O’Neil would work for Marvel again in the late 1970s into the 1980s (including a stint on Amazing Spider-Man, Iron Man and Daredevil) before returning to DC in the mid-80s now as an editor in charge of the Batman line of comics. O’Neil would remain in charge of the line until he retired in 2000.
During this time, O’Neil also had a significant run on the Question as well as a 100-issue-long run on a character he created for the Batman titles in the 1990s, Azrael.
27 Keith Giffen – 403 points (3 first place votes)
Keith Giffen first gained prominence for his abilities as a writer when he began co-plotting the hit DC title Legion of Super-Heroes with writer/co-plotter Paul Levitz. Giffen had been drawing the book for awhile and Levitz allowed him to share ideas for the title.
Giffen began plotting other series on his own, with the first major success likely being Ambush Bug…
Giffen then went on a dramatic run of successes as a plotter for DC. First as the plotter for the Justice League International series of books…
and then as the architect of the Legion of Super-Heroes “five years later” series of stories.
Giffen worked on a number of other titles for DC in the 1980s and early 1990s, including L.E.G.I.O.N., Lobo, the Heckler and TWO crossover series, 1989’s Invasion! and 1992’s Eclipso: The Darkness Within.
During the 1990s, Giffen did work for Image and Valiant (including a notable run on Magnus: Robot Fighter).
After a few years out of the spotlight, Giffen has returned in a big way the past decade, with an award-winning return to the Justice League characters plus being the initial writer on Marvel’s popular cosmic line of characters (starting with Giffen’s Annihilation crossover).
Giffen is currently working for DC Comics on a few series, including a solo stint on Doom Patrol and a plotting stint on Booster Gold.
26 J. Michael Straczynski – 420 points (2 first place votes)
Noted TV writer Joseph Michael Straczynski first had a stint in comics in the 1980s, but that was short-lived and before he was famous for his work on the TV series Babylon 5.
In the late 1990s, Straczynski created two notable series for Top Cow comics.

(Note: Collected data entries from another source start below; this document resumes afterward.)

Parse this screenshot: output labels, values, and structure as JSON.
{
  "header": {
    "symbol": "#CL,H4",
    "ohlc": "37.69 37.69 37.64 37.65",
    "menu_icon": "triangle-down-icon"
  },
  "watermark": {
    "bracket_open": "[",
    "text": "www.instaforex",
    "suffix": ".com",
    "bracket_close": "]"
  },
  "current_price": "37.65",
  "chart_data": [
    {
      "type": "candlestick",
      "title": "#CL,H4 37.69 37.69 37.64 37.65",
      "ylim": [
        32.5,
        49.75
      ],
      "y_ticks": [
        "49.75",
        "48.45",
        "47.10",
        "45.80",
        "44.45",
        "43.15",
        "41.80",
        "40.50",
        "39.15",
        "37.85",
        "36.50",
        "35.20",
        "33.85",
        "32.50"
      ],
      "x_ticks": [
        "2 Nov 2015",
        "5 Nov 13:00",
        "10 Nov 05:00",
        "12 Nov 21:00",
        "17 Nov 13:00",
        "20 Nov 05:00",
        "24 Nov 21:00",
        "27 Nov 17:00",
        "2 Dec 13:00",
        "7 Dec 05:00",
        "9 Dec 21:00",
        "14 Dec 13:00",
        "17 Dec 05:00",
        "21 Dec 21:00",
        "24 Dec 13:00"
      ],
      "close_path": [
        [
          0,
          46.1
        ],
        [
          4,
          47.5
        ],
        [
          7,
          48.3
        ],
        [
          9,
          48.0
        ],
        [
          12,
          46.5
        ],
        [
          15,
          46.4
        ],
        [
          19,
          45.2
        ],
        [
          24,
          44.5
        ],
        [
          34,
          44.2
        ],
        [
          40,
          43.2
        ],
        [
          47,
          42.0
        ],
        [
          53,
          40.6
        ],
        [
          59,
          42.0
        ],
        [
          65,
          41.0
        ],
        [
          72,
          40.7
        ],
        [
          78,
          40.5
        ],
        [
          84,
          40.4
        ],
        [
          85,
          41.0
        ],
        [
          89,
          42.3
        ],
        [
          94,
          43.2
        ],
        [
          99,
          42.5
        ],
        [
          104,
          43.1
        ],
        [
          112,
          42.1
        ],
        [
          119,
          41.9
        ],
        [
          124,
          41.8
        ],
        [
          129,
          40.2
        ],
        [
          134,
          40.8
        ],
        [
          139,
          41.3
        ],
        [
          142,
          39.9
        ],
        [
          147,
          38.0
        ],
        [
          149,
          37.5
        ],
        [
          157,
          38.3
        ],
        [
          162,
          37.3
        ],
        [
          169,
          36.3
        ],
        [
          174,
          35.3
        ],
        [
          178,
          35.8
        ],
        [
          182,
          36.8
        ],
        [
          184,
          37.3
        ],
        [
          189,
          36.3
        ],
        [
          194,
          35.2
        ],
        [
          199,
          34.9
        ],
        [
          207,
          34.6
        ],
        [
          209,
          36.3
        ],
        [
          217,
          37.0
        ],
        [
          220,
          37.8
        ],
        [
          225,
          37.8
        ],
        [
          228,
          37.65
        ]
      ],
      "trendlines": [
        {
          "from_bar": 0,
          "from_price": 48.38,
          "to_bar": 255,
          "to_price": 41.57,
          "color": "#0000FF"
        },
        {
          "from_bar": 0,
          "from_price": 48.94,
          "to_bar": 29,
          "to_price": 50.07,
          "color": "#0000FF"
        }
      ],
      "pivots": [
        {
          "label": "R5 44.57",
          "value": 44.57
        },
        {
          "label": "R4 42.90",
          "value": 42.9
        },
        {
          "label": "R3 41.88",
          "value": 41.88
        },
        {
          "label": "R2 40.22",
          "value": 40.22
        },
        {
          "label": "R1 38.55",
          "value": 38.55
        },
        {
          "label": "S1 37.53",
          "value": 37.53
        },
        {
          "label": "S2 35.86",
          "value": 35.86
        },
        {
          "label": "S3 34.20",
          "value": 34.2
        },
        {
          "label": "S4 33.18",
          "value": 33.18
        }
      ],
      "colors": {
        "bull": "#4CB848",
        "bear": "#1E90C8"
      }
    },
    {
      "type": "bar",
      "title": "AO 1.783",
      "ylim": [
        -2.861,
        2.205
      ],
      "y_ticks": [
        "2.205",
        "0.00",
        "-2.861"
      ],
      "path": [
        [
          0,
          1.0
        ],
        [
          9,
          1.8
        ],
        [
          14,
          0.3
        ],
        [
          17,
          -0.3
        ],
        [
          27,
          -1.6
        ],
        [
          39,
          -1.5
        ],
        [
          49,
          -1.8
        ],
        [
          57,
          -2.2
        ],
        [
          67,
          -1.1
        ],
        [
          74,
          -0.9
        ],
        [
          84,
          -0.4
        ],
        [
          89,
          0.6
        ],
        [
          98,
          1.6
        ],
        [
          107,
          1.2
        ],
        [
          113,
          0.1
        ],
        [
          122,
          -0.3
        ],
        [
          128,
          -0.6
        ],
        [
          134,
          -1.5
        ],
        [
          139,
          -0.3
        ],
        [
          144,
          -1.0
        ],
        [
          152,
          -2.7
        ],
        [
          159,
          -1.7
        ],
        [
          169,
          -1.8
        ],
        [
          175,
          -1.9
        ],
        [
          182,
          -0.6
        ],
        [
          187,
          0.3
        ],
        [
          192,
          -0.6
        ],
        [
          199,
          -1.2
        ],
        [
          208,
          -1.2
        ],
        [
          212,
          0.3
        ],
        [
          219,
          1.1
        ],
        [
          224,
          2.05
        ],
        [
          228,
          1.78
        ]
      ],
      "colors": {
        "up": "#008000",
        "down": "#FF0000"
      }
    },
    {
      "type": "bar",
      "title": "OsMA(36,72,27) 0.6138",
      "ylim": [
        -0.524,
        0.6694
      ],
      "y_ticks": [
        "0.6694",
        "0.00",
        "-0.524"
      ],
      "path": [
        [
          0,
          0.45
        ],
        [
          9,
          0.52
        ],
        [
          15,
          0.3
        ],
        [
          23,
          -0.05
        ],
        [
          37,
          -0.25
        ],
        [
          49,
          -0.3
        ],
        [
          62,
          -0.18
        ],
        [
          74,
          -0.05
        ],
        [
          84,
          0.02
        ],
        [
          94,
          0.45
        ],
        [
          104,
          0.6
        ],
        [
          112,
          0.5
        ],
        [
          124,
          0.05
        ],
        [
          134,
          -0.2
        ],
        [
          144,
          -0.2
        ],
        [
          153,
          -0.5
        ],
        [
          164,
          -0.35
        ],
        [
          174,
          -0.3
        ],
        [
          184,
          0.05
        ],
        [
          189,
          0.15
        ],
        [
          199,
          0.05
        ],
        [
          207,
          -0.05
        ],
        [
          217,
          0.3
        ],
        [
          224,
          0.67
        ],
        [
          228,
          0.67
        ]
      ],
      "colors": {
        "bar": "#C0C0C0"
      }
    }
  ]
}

The “what if regular people gained superpowers?” series Rising Stars…
and the journey through the dark recesses of America in Midnight Nation (with Gary Frank).
Around this time, Straczynski began working for Marvel Comics, as well, with a very popular long-running stint on Amazing Spider-Man (mostly with artists John Romita Jr. and Mike Deodato)…
Towards the end of his Spider-Man run, Straczynski also had a notable reboot of the Thor title (with artist Olivier Coipel).
He also began work on The Twelve, a murder mystery involving a number of obscure Golden Age characters thrust into the present.
A few years back, Straczynski began working for DC Comics, first as the regular writer on Brave and the Bold, but more recently as the writer of both Superman and Wonder Woman (he has since pulled back to more of an advisory role in both titles).
Very recently, Straczynski wrote an acclaimed graphic novel with artist Shane Davis that depicts a new take on Superman (sort of like “Ultimate Superman) called Superman: Earth One…
The book was a massive sales success, and Straczynski and Davis are currently working on its sequel.